Klaus eut un instant d’hésitation comme une difficulté à se mouvoir et interrompit sa marche létale. Je donnai de moi tout ce qui vivait encore dans mes restes et mon cœur calcinés. Une lutte sans merci se jouait et tantôt il faisait un pas en arrière tantôt il reprenait l’avantage. Le château tout entier et peut-être, au-dehors, la contrée devaient être ensevelis sous une blancheur antarctique. Je maintenais la pression sentant la victoire à porter de ma main. Il hurlait et le sang noir de ses plaies se muait en cristaux de glace avant de toucher terre. Je résistais, tentais de le repousser, gagnais un pas et puis deux.

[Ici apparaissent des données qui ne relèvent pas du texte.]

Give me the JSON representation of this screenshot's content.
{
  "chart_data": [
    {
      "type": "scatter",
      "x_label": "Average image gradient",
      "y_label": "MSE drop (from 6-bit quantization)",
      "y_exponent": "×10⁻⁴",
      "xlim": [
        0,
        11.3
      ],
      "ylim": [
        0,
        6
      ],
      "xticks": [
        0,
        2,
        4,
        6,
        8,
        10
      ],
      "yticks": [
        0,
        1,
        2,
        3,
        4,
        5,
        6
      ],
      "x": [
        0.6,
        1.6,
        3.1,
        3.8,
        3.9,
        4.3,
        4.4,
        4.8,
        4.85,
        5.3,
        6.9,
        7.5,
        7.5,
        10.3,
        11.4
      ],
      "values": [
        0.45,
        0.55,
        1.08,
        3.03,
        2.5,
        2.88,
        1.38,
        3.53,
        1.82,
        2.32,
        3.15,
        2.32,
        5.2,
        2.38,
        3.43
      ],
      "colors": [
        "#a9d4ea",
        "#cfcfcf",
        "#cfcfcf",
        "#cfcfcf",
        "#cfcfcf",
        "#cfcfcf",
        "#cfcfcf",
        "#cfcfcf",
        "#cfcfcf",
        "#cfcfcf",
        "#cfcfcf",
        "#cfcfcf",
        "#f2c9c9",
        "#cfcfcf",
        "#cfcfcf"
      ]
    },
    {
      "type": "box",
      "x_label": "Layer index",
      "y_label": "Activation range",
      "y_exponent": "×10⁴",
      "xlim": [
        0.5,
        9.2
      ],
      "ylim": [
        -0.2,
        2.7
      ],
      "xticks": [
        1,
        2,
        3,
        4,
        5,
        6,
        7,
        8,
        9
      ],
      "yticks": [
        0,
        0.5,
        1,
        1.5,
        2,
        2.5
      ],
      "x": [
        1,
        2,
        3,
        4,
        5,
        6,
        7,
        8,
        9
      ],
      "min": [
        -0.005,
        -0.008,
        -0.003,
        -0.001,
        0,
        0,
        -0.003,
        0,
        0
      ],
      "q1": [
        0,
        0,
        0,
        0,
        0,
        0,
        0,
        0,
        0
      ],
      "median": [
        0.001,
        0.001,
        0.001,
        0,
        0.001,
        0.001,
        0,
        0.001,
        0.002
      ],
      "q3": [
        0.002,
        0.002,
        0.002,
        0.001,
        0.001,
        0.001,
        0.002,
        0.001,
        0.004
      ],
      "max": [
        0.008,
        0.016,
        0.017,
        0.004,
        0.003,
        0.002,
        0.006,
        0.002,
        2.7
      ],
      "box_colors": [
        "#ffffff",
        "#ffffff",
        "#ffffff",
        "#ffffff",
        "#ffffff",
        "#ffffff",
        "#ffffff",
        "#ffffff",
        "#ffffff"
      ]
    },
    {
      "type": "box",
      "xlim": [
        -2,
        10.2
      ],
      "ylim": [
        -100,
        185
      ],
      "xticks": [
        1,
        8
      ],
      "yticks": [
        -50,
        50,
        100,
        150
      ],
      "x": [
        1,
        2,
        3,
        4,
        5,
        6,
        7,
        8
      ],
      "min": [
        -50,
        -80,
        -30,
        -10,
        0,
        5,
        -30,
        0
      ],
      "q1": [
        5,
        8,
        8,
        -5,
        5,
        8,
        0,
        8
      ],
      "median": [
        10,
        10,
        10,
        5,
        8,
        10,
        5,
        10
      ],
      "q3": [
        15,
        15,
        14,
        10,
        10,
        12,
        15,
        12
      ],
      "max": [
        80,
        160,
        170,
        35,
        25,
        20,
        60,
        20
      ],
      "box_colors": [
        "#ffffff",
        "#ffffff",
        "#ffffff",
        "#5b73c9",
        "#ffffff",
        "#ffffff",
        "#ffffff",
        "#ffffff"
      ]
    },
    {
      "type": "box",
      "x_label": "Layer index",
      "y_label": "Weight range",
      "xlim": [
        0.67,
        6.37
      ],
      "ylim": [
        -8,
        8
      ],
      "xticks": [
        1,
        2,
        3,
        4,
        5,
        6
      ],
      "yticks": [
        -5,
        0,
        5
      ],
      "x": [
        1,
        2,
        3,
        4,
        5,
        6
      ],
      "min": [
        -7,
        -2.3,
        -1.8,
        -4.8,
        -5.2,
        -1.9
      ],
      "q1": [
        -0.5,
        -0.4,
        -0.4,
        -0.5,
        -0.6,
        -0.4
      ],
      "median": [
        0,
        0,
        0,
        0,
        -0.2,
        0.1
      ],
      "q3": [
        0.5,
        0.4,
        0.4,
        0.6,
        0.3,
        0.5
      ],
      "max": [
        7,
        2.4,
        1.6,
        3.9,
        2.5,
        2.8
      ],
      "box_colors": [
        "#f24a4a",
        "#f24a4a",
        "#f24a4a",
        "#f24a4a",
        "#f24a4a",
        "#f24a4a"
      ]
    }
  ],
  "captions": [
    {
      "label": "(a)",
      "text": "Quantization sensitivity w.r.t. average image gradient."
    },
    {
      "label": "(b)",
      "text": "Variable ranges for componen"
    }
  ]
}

Alors, ce monstrueux bâtard usa d’un subterfuge pour dévier mon attention. Le corps sans vie d’Alban se leva soudain devant moi et je crus, l’espace d’une infime seconde, que mon amour était revenu de l’antre des morts. Klaus profita de mon désarroi pour lancer un tranchant éclair de feu qui ouvrit le sol sous mes pieds. Un gouffre obscur avala d’un coup les lambeaux éthérés de mon être et les engloutit jusqu’au plus profond d’une cavité de pierre qui se referma aussitôt sur moi.
Pourtant, aujourd’hui, mon heure est venue, celle de punir cette engeance.